Wednesday, March 26, 2008

~ LameNess ~

I live in a world made up of ugly. You can watch me revolt away from one angle,
to the next, and to the next… and to the next.
Until I’ve done a 360 degree circle around myself, and don’t know what to do anymore.
It’s the space between me and the mirror, and how much I dare to get closer.
To examine every repulsive detail and to leave, shrinking from the world made up of ugly, feeling exposed to every shameful attacking fiber within.
The nice things people tell you don’t matter, unless you think nice things of them or care
about what they think to begin with.
It’s a shame that their veracity sells for so little until the moment they say something awful. Because whatever negative thing they might say, whether from a backstabbing friend or a stranger, it’s never anything new to you. You’ve been telling yourself that all the time.
It’s a fleeting thought riddling with anger, a thought that you understood and believed in for what seemed like forever.

... At first I thought the world had problems, now I’m sitting here and looking at myself in the mirror and realize that it’s all me.

The next thing I know I am sprawled out on the floor in my own vomit. A flash of bloodcurdling red before my eyes and screams of hate are deafening. The smell is nauseating and I am inches from blacking out.

This was what I wanted more than anything; to fade away from reality into utter darkness. I wished for more than anything to disconnect from hatred.
People change, I reassured myself, just show them you believe in them, and they will come to realization that what they did was wrong. Plus, they love me, they will change.

This is the price you pay for putting every inch of you into another.

The fucking price you pay.

And that’s when I stood in the bathroom, wondering what the hell is wrong with me
and why I couldn’t be stronger to make the right choices and stand up for who I was
and what I believed in. It was frightening, my reflection.
Because that wasn’t me… it was a monster.

There are moments in life when you feel like you are watching yourself from the outside.
The moments that matter are the ones that wake you back to reality…like this moment.
And then you feel your heart break. There is nothing you can do.

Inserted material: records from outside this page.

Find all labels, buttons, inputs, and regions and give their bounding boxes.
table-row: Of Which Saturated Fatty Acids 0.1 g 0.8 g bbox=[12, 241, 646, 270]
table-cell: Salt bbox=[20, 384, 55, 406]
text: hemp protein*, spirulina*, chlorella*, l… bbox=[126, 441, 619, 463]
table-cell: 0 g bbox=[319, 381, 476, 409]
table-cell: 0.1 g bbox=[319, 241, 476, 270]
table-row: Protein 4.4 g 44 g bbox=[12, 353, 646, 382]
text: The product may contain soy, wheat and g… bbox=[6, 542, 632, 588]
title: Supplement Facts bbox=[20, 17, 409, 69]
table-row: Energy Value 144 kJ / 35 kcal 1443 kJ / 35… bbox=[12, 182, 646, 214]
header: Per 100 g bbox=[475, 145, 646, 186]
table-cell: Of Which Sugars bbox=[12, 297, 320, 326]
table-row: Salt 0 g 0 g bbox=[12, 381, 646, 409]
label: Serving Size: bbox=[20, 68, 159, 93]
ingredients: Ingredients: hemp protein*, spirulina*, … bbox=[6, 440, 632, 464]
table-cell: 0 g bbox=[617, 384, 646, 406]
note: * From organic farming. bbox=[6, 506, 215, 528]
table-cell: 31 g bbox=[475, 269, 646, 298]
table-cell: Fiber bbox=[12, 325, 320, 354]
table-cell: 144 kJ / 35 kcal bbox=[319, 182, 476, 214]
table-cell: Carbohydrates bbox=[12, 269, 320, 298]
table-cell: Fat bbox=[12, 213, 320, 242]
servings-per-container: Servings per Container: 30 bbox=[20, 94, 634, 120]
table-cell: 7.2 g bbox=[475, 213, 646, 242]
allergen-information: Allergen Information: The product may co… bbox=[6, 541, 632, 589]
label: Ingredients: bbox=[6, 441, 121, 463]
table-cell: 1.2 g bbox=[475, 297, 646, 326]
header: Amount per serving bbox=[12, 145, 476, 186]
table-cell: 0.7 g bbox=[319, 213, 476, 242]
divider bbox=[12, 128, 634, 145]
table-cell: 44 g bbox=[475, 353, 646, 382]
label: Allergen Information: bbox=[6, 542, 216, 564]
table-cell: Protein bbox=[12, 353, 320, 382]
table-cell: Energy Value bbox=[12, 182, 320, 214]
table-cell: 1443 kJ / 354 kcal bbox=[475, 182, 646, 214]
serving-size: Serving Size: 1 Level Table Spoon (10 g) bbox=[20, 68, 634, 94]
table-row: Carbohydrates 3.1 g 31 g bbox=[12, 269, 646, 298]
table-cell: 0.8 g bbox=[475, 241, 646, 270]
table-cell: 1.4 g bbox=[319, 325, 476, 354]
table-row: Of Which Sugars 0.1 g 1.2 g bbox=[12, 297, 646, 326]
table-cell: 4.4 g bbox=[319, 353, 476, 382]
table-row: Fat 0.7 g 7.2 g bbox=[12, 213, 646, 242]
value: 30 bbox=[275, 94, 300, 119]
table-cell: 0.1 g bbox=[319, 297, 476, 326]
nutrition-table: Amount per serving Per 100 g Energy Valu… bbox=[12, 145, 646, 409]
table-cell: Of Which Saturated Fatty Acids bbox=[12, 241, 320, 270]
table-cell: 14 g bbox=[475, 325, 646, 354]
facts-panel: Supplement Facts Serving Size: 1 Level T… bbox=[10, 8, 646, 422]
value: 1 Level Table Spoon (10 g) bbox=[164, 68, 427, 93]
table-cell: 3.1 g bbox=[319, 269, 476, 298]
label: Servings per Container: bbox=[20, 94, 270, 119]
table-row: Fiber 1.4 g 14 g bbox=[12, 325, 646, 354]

There's no worse feeling than feeling alone.
When you feel you can't count on anyone...
When you feel like the world turned the back on you, or maybe,
you turned your back to the world.
When you feel like there's no hope. No feelings.

However, thinking of losing my mother, for an instance, I feel worse...
... I feel like I'd lose, not the world... but myself.

I don't want no vengeance... in my life.

I want to learn how to live with my past, without having to miss anything.
I want to be able to add life to my days instead of adding days to my life.
I want to love NOW, 'cause the past is not coming back and there might not be a tomorrow.
I want to risk, I don't want to miss out... 'cause the only permanent thing in our lives is Change.

Nonetheless, it's not necessary a huge ray of intelligence to realize what I mentioned above,
but it's necessary a good dose of wisdom to accept it.

We don't see things like they seem, we see them like we are.

"Let determination be part of our lives."